Another notable aspect of this revenue constraint is the expanding gap between budgeted and actual tax collections.   This gap has become especially large in the past several years (Figure-2).  For example, the revenue gap between budget and actual has grown progressively from 14.0 per cent in FY17 to whopping 39.0 per cent in FY19, which were pre-Covid periods. The gap has grown further in FY20 to 42.0 per cent owing to the additional losses from Covid-19 in the last four months of FY20.   As a consequence, many budgeted expenditure items have faced ex-post budget cuts owing to revenue constraints. Most current expenditure items like civil service salaries and pensions, supplies and materials, defense, and interest payments are fixed obligations that cannot be cut.  So, the main adjustment burden has been shared by the annual development program and the spending items in the nature of transfers (subsidies, grants to local government institutions and social security spending). The cuts have often been as large as 30 per cent of the budget allocation.

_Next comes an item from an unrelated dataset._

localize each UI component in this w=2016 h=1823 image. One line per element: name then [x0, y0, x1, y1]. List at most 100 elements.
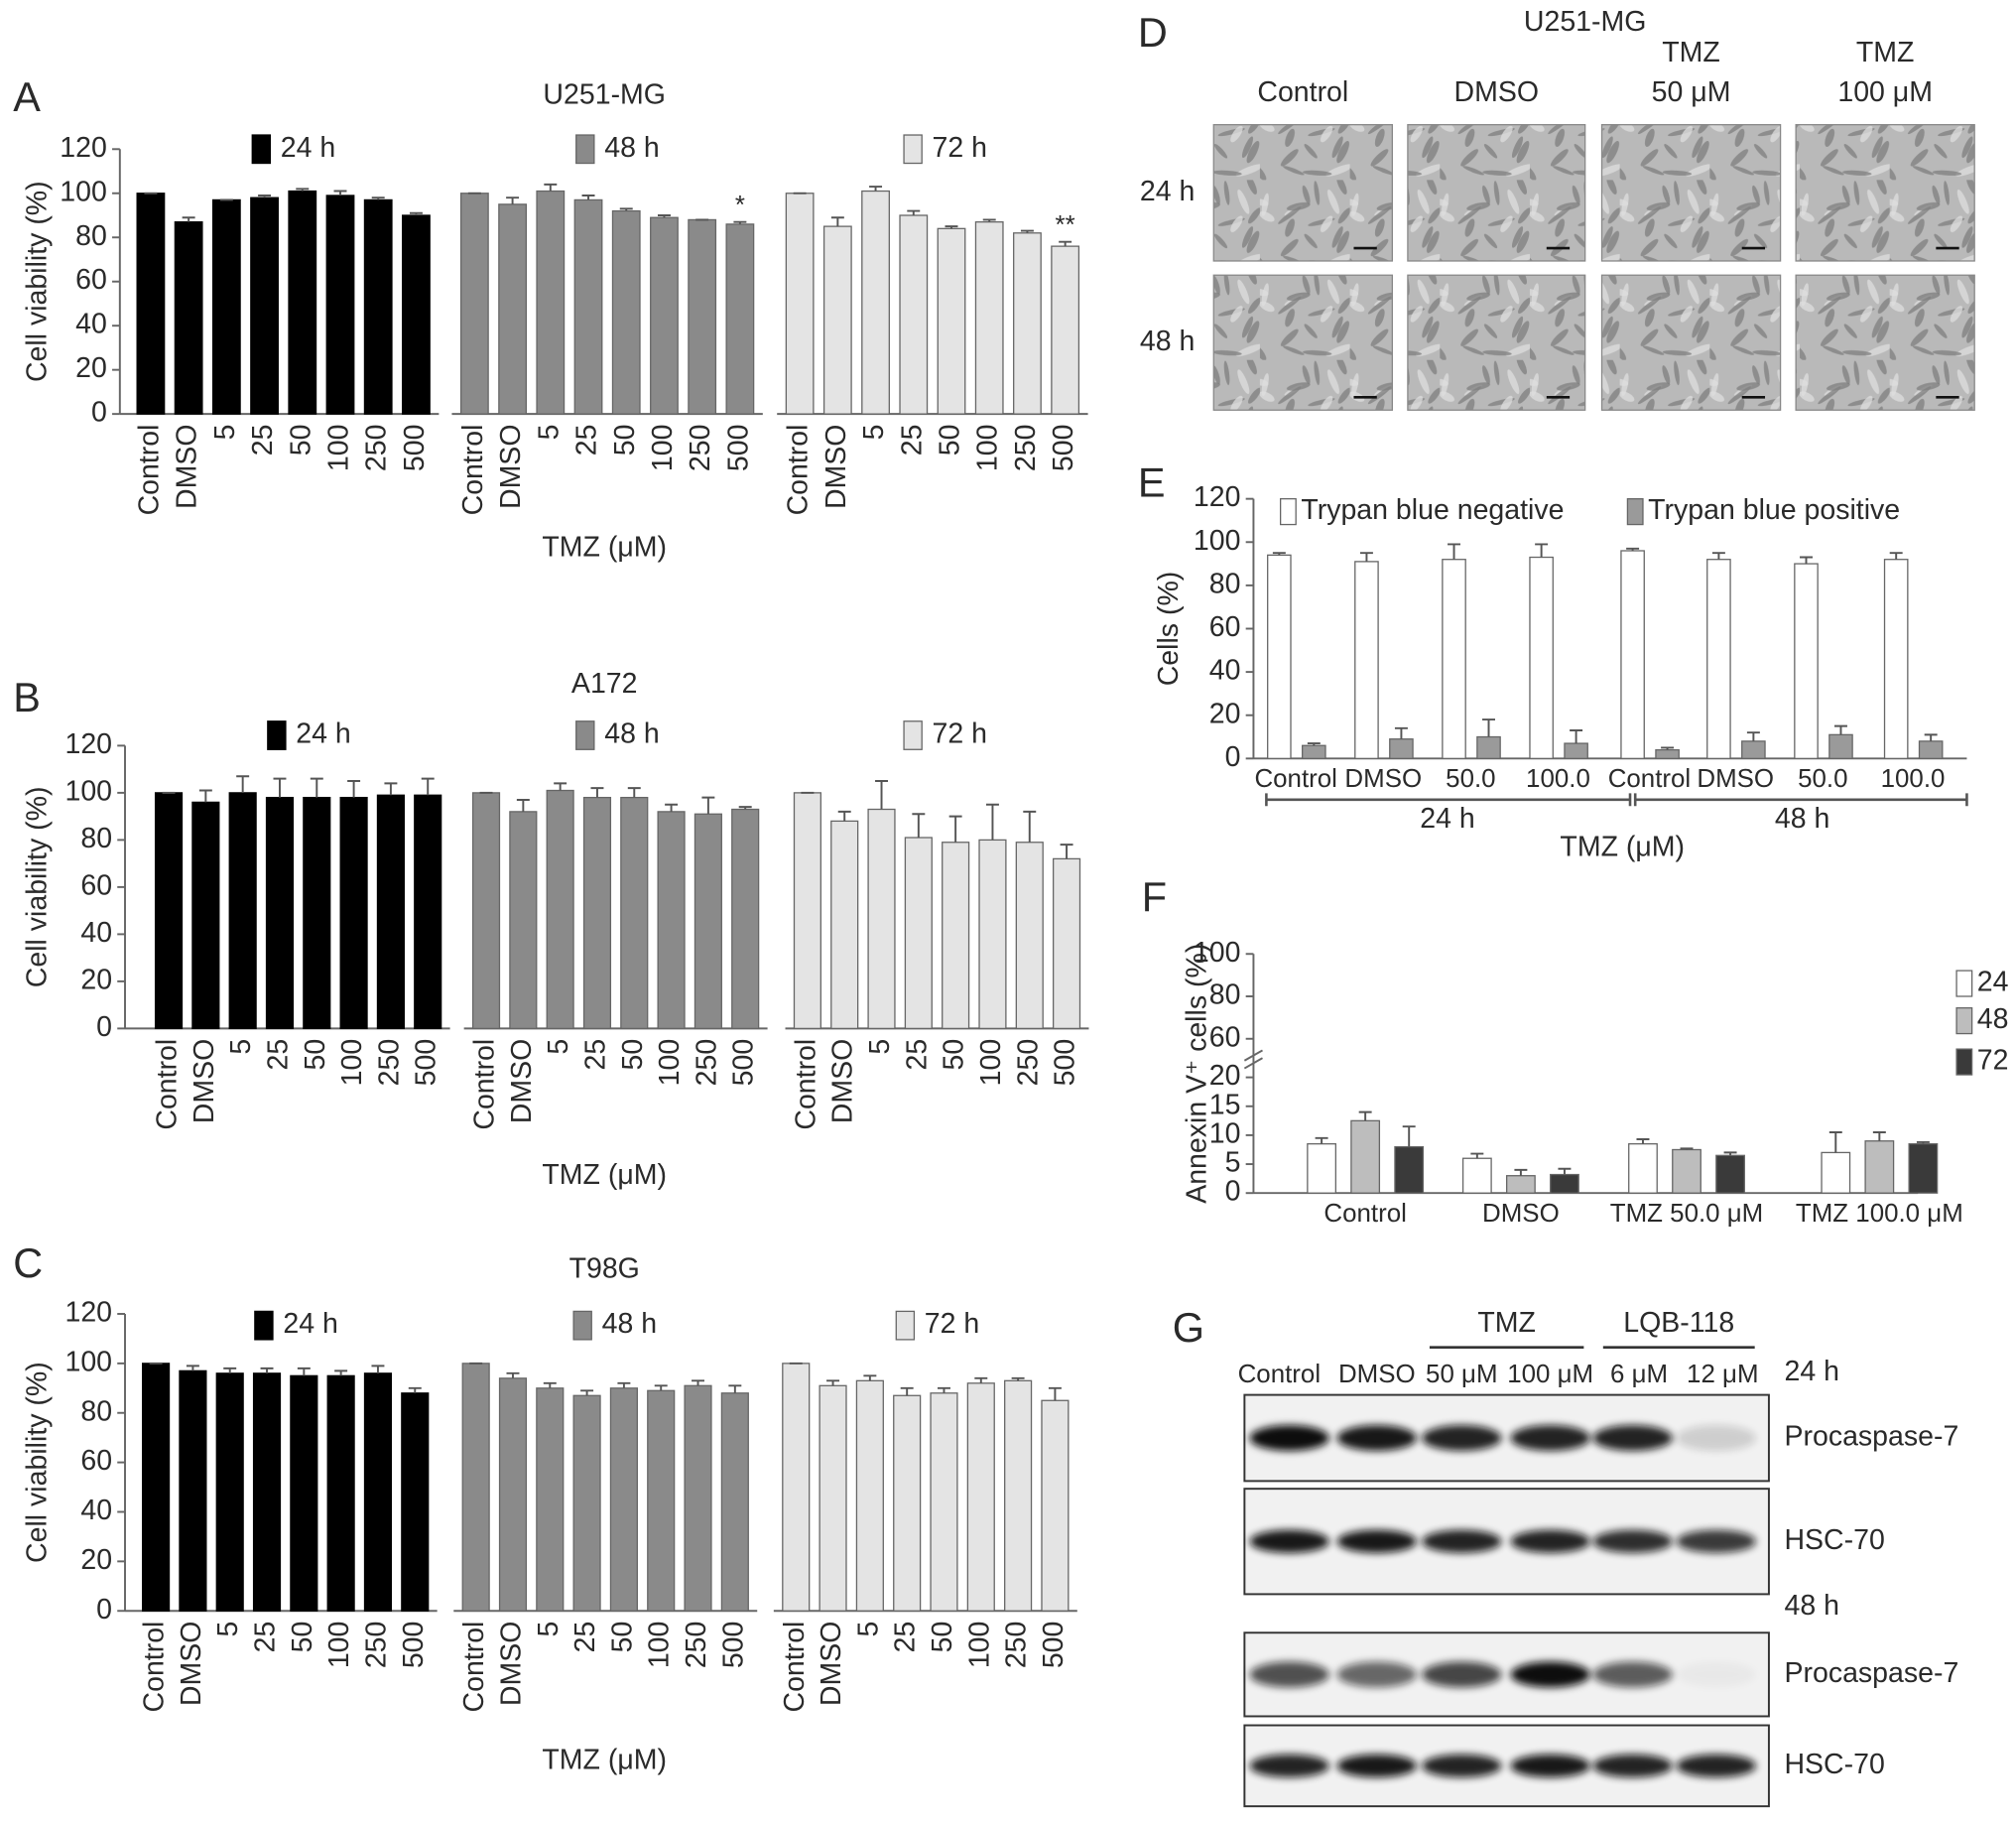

The government is concerned about this falling tax to GDP ratio and the constraint it imposes on its development spending. To address the revenue constraint, the government prepared a medium-term fiscal framework (MTFF) for the Government's Perspective Plan 2041.  Related to the PP2041 MTFF, an MTFF has also been prepared for the 8th Five Year Plan (8FYP). The 8FYP MTFF builds in the adverse effects of the ongoing Covid-19 pandemic but it also incorporates the government's resolve to implement major tax reforms as envisaged in the PP2041 MTFF. The projected total revenue, expenditure and fiscal deficit paths for the 8FYP are shown in Figure-3. The fiscal deficits are consistent with sustainable external and domestic financing in terms of debt sustainability and monetary programing. Since these projected trends are predicated on the full implementation of revenue and expenditure reforms of the PP2041, actual outcome will be a function of these reforms and also the timing of exit of the Covid-19 pandemic.  Shortfalls on either count will lower revenue and expenditure performance. 

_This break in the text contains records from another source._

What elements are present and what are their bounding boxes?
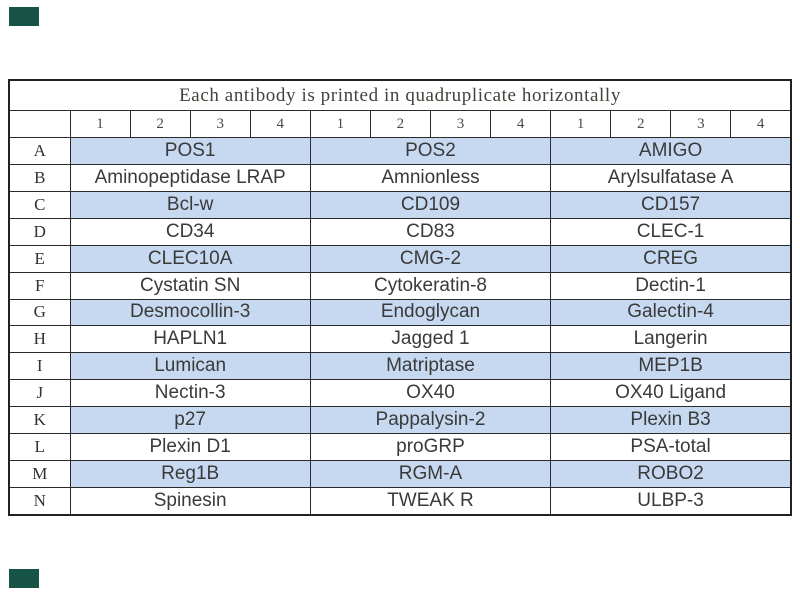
antibody-cell: Plexin D1	[69, 433, 311, 462]
row-letter: E	[8, 244, 71, 273]
row-letter: J	[8, 379, 71, 408]
table-row: F Cystatin SN Cytokeratin-8 Dectin-1	[8, 271, 792, 300]
antibody-cell: CREG	[550, 244, 792, 273]
antibody-cell: Bcl-w	[69, 190, 311, 219]
antibody-cell: AMIGO	[550, 137, 792, 165]
antibody-cell: OX40 Ligand	[550, 379, 792, 408]
row-letter: L	[8, 433, 71, 462]
antibody-cell: Reg1B	[69, 460, 311, 488]
table-row: C Bcl-w CD109 CD157	[8, 190, 792, 219]
row-letter: F	[8, 271, 71, 300]
table-row: N Spinesin TWEAK R ULBP-3	[8, 486, 792, 516]
row-letter: A	[8, 137, 71, 165]
antibody-cell: Galectin-4	[550, 298, 792, 327]
antibody-cell: CLEC10A	[69, 244, 311, 273]
row-letter: I	[8, 352, 71, 381]
row-letter: D	[8, 217, 71, 246]
antibody-cell: p27	[69, 406, 311, 435]
table-row: B Aminopeptidase LRAP Amnionless Arylsul…	[8, 163, 792, 192]
corner-mark-bottom-left	[9, 569, 39, 588]
table-row: H HAPLN1 Jagged 1 Langerin	[8, 325, 792, 354]
antibody-cell: CD157	[550, 190, 792, 219]
column-number: 2	[369, 110, 431, 138]
antibody-cell: PSA-total	[550, 433, 792, 462]
antibody-cell: MEP1B	[550, 352, 792, 381]
column-number: 4	[249, 110, 311, 138]
antibody-cell: CMG-2	[309, 244, 552, 273]
antibody-cell: CD83	[309, 217, 552, 246]
table-row: L Plexin D1 proGRP PSA-total	[8, 433, 792, 462]
column-number: 1	[550, 110, 612, 138]
row-letter: B	[8, 163, 71, 192]
column-numbers-row: 1 2 3 4 1 2 3 4 1 2 3 4	[8, 110, 792, 138]
antibody-cell: Langerin	[550, 325, 792, 354]
row-letter: H	[8, 325, 71, 354]
column-number: 4	[730, 110, 792, 138]
antibody-cell: Jagged 1	[309, 325, 552, 354]
column-number: 1	[309, 110, 371, 138]
antibody-cell: Spinesin	[69, 486, 311, 516]
antibody-cell: CLEC-1	[550, 217, 792, 246]
column-number: 4	[490, 110, 552, 138]
column-number: 1	[69, 110, 131, 138]
table-row: G Desmocollin-3 Endoglycan Galectin-4	[8, 298, 792, 327]
antibody-cell: Lumican	[69, 352, 311, 381]
antibody-cell: ROBO2	[550, 460, 792, 488]
antibody-cell: ULBP-3	[550, 486, 792, 516]
table-row: E CLEC10A CMG-2 CREG	[8, 244, 792, 273]
row-letter: N	[8, 486, 71, 516]
antibody-cell: TWEAK R	[309, 486, 552, 516]
antibody-cell: Plexin B3	[550, 406, 792, 435]
antibody-cell: HAPLN1	[69, 325, 311, 354]
column-number: 2	[610, 110, 672, 138]
column-number: 3	[429, 110, 492, 138]
antibody-cell: Dectin-1	[550, 271, 792, 300]
table-title-row: Each antibody is printed in quadruplicat…	[8, 79, 792, 111]
antibody-cell: Matriptase	[309, 352, 552, 381]
corner-mark-top-left	[9, 7, 39, 26]
table-row: M Reg1B RGM-A ROBO2	[8, 460, 792, 488]
antibody-cell: CD109	[309, 190, 552, 219]
row-letter: K	[8, 406, 71, 435]
antibody-cell: Cytokeratin-8	[309, 271, 552, 300]
antibody-cell: Desmocollin-3	[69, 298, 311, 327]
antibody-cell: RGM-A	[309, 460, 552, 488]
column-number: 2	[129, 110, 191, 138]
table-title: Each antibody is printed in quadruplicat…	[8, 79, 792, 111]
table-row: A POS1 POS2 AMIGO	[8, 137, 792, 165]
table-row: D CD34 CD83 CLEC-1	[8, 217, 792, 246]
antibody-cell: Endoglycan	[309, 298, 552, 327]
antibody-cell: Amnionless	[309, 163, 552, 192]
column-number: 3	[189, 110, 251, 138]
antibody-cell: POS1	[69, 137, 311, 165]
table-row: I Lumican Matriptase MEP1B	[8, 352, 792, 381]
antibody-cell: POS2	[309, 137, 552, 165]
table-row: K p27 Pappalysin-2 Plexin B3	[8, 406, 792, 435]
antibody-cell: Arylsulfatase A	[550, 163, 792, 192]
corner-empty-cell	[8, 110, 71, 138]
row-letter: M	[8, 460, 71, 488]
row-letter: G	[8, 298, 71, 327]
antibody-cell: Pappalysin-2	[309, 406, 552, 435]
table-row: J Nectin-3 OX40 OX40 Ligand	[8, 379, 792, 408]
row-letter: C	[8, 190, 71, 219]
antibody-cell: CD34	[69, 217, 311, 246]
antibody-cell: Aminopeptidase LRAP	[69, 163, 311, 192]
antibody-plate-table: Each antibody is printed in quadruplicat…	[8, 79, 792, 516]
antibody-cell: OX40	[309, 379, 552, 408]
antibody-cell: Nectin-3	[69, 379, 311, 408]
column-number: 3	[670, 110, 732, 138]
antibody-cell: proGRP	[309, 433, 552, 462]
antibody-cell: Cystatin SN	[69, 271, 311, 300]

The 8FYP is the first five-year program for the implementation of the PP41, which has set a target for eliminating extreme poverty by FY31. Among other policies, the ability to secure this target will depend upon the implementation of a well-thought out strategy for social protection.  The 8FYP advocates stronger efforts to implement the NSSS, with emphasis on converting the large number of programs into the Life Cycle Framework provided in the NSSS, enhanced efforts to develop and put online a list of beneficiaries based on the income eligibility of 1.25 times the 2016-17 poverty line (NSSS definition of poor and near poor), converting all programs to cash basis, make all transfers online using G2P approach, sharply increasing the actual spending on social protection and doing real time results based M&E to monitor implementation. 

The implications of the fiscal policy framework illustrated in Figure-3 for resource availability for the social protection programs during the 8FYP is illustrated in Table-3. The planned target is to increase spending on non-civil service social protection from 1.2 per cent of GDP in FY19 to 2.0 per cent of GDP by FY25.  This planned allocation is consistent with public spending priorities and available resource. This is a minimum level of social protection spending that will have to be ensured to support the poverty reduction targets of PP41.

Dr Sadiq Ahmed is the Vice Chairman of the Policy Research Institute of Bangladesh.